READ MORE: Stories of love and immigration

The study is considered to be one of the most important cultural and historiographical piece of evidence that will help better shape historians’ knowledge of the Greek migration to Australia and how the bonds that shaped the community were formulated.



“I put on my wedding dress, all alone, in front of a mirror, and cried bitter tears (…) When I saw him, instead of warming, my heart froze. Because the man I saw in front of me was completely different to the man in the photo.”

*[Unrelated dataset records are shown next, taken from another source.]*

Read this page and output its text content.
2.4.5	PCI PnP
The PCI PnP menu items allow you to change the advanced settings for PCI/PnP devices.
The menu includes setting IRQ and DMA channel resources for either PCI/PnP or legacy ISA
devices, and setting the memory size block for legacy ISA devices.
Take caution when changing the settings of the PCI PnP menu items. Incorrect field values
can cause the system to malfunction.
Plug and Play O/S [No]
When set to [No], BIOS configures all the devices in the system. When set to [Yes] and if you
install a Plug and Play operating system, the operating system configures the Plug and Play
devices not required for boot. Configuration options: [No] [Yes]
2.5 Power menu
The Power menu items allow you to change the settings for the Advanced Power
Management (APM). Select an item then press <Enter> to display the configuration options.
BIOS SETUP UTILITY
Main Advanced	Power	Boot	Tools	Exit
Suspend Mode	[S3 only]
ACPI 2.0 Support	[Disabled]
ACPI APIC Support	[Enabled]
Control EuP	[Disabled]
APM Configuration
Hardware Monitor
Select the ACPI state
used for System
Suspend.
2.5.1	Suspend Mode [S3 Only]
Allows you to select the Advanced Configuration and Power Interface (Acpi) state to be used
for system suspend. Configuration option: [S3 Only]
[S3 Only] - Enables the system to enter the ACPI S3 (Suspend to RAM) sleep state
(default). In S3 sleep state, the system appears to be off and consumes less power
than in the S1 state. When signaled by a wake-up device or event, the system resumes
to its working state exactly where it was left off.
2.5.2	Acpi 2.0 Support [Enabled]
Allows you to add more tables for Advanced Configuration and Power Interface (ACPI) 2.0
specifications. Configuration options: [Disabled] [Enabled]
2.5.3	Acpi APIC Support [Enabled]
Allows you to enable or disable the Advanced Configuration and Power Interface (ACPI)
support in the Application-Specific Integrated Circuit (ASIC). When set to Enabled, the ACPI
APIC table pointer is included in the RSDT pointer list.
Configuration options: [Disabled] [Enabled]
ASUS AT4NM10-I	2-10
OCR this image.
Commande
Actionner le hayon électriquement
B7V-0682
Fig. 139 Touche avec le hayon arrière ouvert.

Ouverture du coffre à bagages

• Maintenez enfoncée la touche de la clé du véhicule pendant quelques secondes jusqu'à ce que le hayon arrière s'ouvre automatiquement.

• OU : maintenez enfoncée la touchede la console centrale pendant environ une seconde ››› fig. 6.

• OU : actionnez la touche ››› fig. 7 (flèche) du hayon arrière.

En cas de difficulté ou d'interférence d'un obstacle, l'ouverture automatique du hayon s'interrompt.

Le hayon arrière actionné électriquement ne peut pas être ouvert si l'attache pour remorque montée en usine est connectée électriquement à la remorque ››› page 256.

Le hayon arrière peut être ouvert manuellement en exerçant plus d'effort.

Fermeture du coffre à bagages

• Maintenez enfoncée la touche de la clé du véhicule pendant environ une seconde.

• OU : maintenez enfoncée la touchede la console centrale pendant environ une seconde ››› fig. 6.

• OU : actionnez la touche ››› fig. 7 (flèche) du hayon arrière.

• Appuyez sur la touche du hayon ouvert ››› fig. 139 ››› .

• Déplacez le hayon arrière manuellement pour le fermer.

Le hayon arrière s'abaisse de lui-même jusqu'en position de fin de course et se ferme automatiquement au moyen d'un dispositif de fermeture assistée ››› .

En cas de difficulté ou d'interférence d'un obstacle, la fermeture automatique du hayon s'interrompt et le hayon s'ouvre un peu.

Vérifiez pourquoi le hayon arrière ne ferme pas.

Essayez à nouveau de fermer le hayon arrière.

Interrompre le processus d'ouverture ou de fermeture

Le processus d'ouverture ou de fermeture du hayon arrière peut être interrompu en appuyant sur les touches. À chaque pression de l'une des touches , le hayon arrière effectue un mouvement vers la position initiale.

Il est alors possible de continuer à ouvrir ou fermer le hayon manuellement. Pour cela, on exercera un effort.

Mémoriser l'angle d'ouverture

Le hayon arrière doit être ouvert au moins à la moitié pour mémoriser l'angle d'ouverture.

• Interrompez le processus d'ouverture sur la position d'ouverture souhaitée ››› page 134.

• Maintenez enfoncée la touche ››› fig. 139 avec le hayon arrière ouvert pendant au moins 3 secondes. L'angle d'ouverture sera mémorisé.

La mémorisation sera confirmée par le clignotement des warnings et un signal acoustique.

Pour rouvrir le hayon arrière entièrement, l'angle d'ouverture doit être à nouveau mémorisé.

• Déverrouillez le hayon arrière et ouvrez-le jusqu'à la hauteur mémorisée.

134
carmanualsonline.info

“My brother-in-law saw me, liked me, and came straight to the point. He told me that he had a brother in Australia and he wants me to send him a girl.” Margarita Farmakis

“When I came here, I not only didn’t find what had been promised, I found nothing. But I didn’t regret my decision to come.” Fani Minas

“When he realised that I was a virgin, he said to me, “Your parents must be the proudest parents in the world.” I believe that because of this, he loved me even more.” Sofia Sfikas

“For the marriage to succeed I had to be like an animal, without my own personality. I had to accept whatever he said to me.” Anonymous 2

“For the first night, my koumbara had prepared her own bed for me so I could sleep with my fiancé. It left a terrible darkness in me, a weight. It was as if he was raping me… What can I tell you? Even up to the moment he died, I never loved him. ” E.L.